Materstvedt and Hegvik (18) have argued that active treatment, including elective ventilation in view of organ donation, can be defended in light of ethically accepted ethical perspectives. This applies also when the patient’s attitude to organ donation is unknown.

Two out of five respondents stated that concern for the next of kin was the reason for discontinuing respirator treatment. This may reflect a patriarchal attitude in the doctors. The next of kin may thereby be deprived of the opportunity to fulfil the patient’s last wish (Table 1). One in three respondents stated that the reason was to reduce the patient’s suffering. This contrasts with the opinion held by a majority of the respondents, who believed that respirator treatment can be provided to a deeply unconscious patient without inflicting any suffering (Table 1). One possible explanation could be that at the terminal stage, the assessment of suffering is transferred from the patient to the next of kin.

Diagnostics

Three out of four respondents trusted clinical death diagnostics, while only16 % considered clinical diagnostics to be sufficient to establish a diagnosis of death before an organ donation (Table 2). In a review article, Simpkin and collaborators have pointed out that diagnostic imaging as a supplement to clinical diagnostics helped raise the consent frequency from 44 % to 71 % (12). In Norway, the treating doctor routinely confirms the diagnosis of total destruction of the brain with the aid of diagnostic imaging. The certainty of a correct diagnosis may have an impact on the discussion and help increase the frequency of consent.
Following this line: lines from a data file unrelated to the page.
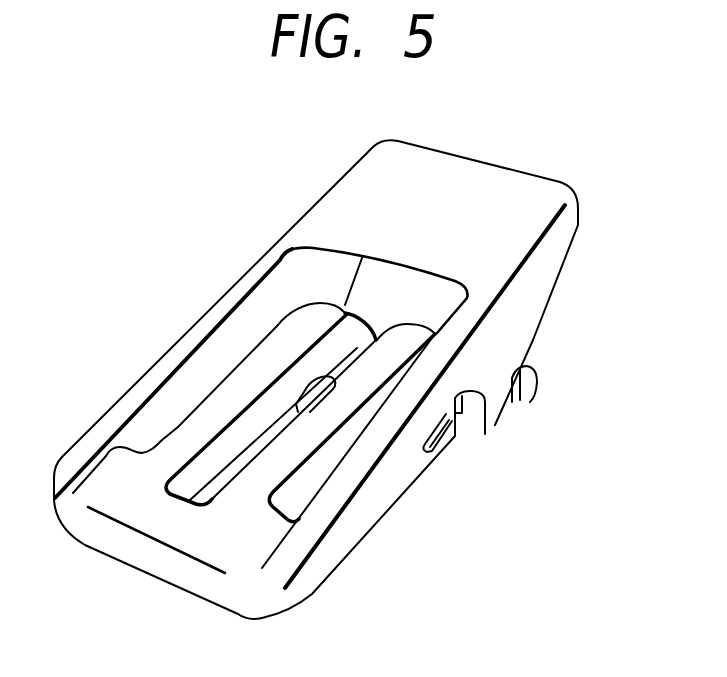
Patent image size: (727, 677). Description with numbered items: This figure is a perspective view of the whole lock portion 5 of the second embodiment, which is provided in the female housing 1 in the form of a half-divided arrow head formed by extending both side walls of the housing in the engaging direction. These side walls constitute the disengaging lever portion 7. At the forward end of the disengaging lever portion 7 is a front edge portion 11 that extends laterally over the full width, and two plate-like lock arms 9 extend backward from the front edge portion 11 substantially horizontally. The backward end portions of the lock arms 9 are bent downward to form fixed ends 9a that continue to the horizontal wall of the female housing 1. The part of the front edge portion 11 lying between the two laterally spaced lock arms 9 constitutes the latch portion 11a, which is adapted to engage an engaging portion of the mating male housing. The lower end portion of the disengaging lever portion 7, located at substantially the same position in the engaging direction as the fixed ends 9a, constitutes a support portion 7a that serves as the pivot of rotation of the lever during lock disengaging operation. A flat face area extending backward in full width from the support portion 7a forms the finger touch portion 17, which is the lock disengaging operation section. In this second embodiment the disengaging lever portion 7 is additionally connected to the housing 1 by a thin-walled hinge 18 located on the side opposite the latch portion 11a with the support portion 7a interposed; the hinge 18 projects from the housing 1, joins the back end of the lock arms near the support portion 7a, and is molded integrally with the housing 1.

The female housing 1 is at (623, 492).
The lock portion 5 is at (190, 213).
The disengaging lever portion 7 is at (520, 321).
The support portion 7a is at (494, 424).
The lock arms 9 is at (275, 463).
The fixed ends 9a is at (438, 456).
The front edge portion 11 is at (207, 548).
The latch portion 11a is at (143, 513).
The finger touch portion 17 is at (525, 182).
The thin-walled hinge 18 is at (533, 381).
On the other hand, two out of five respondents believed that it may vary or is uncertain whether the next of kin understand what «cessation of cerebral circulation» means, even when they have had it explained. Insufficient insight among the next of kin may drive their attitude in a negative direction (12).

Resources and frameworks

Organ donations account for a minor proportion of the daily activities of intensive-care units, but the period of organ-preserving treatment is costly and resource-intensive. The extra cost of organ donation should be compensated in the DRG system (2). Organ donation is an additional workload for the doctor responsible. However, the fact that three out of four respondents stated that the question of organ donation should be posed by the deceased person’s own doctor indicates that the doctors want to take this responsibility themselves.

One-third reported that limited resources were the reason for discontinuing respirator treatment of a potential donor. Giving priority to patients who need treatment, rather than performing an organ donation, may sometimes be necessary. In conflicts over priorities there is an argument for use of the DRG grant to hire additional personnel. To our knowledge, this is common practice in several donor hospitals.

Shortage of intensive-care capacity was not regarded as a major limiting factor for organ donation. This is positive, but the health authorities and the health enterprises ought to be aware of this risk if the number of intensive-care beds is reduced during merger processes or as part of cost-saving measures.

This study has received funding for operational costs from the Directorate of Health and the Norwegian Resource Group for Organ Donation. Other funding for the study was supplied by the authors’ institutions.